I am extremely depressed & have no one to lean on. All my so called people that cared about me, have turned their backs on me. I've sunk in this deep hole of depression & don't know how to feel alive again
How do I feel alive again: I am... - Anxiety and Depre...
How do I feel alive again
I am sorta in the same boat as you right now. Its an awful feeling. If you want to talk, feel free to message or just here . As far as feeling alive again I'm not sure, as I said I feel the same way right now and have for a while now.
I am also an over thinker, & deal with bipolar disorder. I feel as tho I am never enough, nor worth loving. I feel,love,care too much about people & things that either don't deserve it, or just don't care. I've been heartbroken over a guy that I thought cared about me. He lived with me for a year & a half. But one day he just ghosted me. Now I am left with no closure, no nothing. Now I question everything that we've shared. I love him more than anything, & have never loved anyone the way I love him. Like why did he just ghost me?! Why couldn't we fix what was wrong?! It's been almost a year, & my heart still hurts. I am not capable of being truly loved. Life is so stressful. Why can't I move on & heal this torn heart of mine?
Wow.. I can relate to alot of that waaay to much. I mean for me wasnt a boyfriend lol I don't yaknow.. swing that swing but for real I actually am going through the sameish thing. Being ghosted for no reason by somebody who claimed to actually care, knowing that I always felt like I ain't even worth anything , that' I ain't good enough , then they do that shit and there's no closure , no reason .. over thinking all of it . Its been messing my head up for almost a year and I wish I could give you answers how to move on past it, but I myself can't even do that. Really wish I could. And wish I could help you too because it's an awful awful feeling.
I have no friend or family. I have no one to talk to. I don't feel alive. But sometimes I sing and feel a bit alive.
I am so sorry you are going through this. In time you will be able to heal, but right now it must be very difficult. Thank you for sharing with us. I want you to know you are not alone. I struggle with depression as well. I have a wonderful doctor that I trust who has helped me tremendously. Hugs to you.
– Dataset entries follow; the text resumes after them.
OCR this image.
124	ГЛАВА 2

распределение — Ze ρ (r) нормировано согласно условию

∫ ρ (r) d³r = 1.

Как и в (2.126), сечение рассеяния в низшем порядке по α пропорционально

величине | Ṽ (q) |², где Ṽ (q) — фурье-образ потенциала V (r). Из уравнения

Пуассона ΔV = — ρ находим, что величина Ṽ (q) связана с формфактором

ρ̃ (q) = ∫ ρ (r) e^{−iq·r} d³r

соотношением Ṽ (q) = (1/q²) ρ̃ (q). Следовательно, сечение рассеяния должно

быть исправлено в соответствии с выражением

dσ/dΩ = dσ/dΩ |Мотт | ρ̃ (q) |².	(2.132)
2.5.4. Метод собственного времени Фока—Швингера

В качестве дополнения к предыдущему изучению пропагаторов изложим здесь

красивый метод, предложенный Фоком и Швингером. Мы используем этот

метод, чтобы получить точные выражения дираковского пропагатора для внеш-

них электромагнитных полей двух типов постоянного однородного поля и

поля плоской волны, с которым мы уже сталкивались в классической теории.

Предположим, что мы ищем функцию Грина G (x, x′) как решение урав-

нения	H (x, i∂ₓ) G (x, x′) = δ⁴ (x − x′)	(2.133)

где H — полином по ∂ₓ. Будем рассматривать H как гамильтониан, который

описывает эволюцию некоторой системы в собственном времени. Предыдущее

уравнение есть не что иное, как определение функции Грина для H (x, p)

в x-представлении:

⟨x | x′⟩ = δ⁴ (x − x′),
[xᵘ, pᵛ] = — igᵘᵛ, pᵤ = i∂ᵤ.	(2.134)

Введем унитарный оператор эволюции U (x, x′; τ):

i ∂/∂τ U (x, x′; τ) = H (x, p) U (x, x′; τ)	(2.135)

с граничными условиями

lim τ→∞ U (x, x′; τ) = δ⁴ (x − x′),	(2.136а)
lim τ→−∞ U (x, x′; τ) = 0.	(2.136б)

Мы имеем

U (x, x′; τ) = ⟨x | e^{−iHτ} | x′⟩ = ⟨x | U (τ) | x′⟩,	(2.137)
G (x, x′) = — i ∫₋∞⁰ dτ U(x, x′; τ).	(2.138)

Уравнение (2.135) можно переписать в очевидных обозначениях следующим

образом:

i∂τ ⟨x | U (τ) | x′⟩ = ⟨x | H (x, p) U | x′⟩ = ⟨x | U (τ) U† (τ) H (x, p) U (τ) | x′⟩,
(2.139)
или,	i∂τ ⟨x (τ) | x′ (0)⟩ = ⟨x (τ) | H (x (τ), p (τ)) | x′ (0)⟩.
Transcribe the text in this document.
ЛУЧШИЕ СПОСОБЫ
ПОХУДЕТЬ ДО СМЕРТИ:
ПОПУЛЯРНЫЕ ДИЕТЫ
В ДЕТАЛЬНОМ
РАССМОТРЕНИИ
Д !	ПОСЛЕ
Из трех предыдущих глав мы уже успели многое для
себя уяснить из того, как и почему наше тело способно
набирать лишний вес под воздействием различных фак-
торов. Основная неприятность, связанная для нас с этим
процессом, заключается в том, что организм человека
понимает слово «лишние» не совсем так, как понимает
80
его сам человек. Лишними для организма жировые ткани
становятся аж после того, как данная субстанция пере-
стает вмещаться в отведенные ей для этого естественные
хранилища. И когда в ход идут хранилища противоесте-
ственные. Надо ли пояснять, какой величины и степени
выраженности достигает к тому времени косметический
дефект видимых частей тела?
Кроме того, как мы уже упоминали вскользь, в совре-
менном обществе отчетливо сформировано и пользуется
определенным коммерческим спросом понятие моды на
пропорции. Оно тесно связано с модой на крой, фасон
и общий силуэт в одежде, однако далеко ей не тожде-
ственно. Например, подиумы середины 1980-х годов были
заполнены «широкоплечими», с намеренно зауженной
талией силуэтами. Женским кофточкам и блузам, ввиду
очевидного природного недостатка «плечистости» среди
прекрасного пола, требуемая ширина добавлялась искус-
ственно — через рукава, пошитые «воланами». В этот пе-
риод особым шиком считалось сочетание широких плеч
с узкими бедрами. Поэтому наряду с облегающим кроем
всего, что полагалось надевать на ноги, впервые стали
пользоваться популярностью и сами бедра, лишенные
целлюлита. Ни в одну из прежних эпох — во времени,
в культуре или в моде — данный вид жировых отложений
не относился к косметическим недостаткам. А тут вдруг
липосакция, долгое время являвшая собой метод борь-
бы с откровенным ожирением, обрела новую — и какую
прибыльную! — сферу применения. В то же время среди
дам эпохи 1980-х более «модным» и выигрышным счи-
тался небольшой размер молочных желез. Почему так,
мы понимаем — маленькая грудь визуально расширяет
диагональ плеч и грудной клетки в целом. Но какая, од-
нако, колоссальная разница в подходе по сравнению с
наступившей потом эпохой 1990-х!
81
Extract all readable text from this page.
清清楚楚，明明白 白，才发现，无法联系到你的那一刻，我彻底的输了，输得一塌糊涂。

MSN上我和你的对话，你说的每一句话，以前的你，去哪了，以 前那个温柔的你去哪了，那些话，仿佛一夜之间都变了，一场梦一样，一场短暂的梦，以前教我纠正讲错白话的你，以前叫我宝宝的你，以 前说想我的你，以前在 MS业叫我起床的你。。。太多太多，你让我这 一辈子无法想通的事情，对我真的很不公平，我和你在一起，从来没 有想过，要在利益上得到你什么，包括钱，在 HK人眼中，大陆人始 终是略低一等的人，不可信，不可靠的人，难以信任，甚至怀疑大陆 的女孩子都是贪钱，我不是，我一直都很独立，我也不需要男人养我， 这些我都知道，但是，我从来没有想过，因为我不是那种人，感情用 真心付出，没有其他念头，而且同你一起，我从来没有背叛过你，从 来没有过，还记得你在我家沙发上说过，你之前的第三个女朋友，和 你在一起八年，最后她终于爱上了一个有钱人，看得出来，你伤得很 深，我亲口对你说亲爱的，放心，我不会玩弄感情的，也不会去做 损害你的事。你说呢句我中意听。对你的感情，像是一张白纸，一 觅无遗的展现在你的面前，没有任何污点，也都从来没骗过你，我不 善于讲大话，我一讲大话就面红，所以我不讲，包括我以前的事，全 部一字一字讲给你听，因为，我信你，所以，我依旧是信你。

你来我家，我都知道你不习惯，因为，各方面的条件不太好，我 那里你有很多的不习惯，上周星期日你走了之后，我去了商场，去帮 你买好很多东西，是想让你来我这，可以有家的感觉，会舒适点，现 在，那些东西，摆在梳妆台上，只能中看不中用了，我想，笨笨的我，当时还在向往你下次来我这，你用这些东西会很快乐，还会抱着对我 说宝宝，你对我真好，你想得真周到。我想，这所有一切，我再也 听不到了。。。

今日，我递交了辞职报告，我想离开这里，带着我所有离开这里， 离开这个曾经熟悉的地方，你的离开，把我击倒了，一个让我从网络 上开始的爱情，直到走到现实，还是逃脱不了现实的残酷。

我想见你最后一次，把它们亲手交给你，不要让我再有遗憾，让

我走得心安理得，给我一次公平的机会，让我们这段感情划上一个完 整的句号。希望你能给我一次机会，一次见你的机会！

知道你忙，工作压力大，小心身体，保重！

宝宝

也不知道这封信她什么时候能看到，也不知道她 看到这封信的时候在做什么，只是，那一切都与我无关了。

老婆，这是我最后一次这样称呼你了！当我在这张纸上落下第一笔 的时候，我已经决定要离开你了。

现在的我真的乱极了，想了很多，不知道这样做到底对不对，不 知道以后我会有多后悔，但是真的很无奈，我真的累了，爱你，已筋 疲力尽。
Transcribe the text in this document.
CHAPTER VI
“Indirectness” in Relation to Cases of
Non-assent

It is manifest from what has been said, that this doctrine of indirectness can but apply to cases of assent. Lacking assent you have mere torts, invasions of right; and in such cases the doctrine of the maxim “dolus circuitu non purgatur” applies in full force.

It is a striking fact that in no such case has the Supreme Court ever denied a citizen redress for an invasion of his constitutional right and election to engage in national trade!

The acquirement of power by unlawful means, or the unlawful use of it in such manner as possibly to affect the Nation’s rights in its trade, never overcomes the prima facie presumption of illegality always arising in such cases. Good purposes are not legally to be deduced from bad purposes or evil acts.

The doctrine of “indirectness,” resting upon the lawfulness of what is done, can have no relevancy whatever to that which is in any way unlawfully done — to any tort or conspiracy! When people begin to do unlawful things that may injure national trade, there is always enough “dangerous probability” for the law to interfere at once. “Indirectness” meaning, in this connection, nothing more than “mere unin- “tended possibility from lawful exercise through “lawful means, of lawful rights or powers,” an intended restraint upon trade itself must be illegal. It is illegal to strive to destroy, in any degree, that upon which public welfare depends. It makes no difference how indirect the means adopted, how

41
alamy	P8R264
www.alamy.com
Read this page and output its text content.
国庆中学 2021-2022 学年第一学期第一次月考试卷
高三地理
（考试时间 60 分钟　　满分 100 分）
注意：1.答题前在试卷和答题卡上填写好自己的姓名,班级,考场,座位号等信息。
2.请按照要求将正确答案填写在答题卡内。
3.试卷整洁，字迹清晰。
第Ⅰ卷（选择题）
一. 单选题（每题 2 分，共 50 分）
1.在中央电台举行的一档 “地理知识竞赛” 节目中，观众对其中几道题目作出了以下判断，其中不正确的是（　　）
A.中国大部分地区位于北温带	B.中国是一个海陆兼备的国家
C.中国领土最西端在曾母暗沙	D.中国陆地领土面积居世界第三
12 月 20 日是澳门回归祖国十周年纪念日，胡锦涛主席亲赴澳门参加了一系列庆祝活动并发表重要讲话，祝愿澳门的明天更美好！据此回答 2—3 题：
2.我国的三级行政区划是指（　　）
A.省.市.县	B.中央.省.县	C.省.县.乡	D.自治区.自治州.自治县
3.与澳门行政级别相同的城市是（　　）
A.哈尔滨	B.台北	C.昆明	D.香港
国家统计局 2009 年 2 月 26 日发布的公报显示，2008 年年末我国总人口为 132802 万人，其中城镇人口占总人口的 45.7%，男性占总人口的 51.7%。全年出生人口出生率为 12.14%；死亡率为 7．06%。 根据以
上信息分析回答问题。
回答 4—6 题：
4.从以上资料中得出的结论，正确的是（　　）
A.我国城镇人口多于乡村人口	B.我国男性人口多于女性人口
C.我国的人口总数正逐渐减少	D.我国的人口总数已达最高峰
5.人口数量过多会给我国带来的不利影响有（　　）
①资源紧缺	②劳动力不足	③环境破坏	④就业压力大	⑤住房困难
hey, no need to worry at all, I hear you as I had been in this situation a few months back. I tried coping strategies (to make my sleep & eating habits better, deep breathing exercise, daily activities tasks, taking part in social activities, etc. i also took counseling sessions to deal with depression, and trust me it worked well for me. But as you know emotional support is needed so you need a good one around you with whom you can share your thoughts. then things will be on the positive side for you.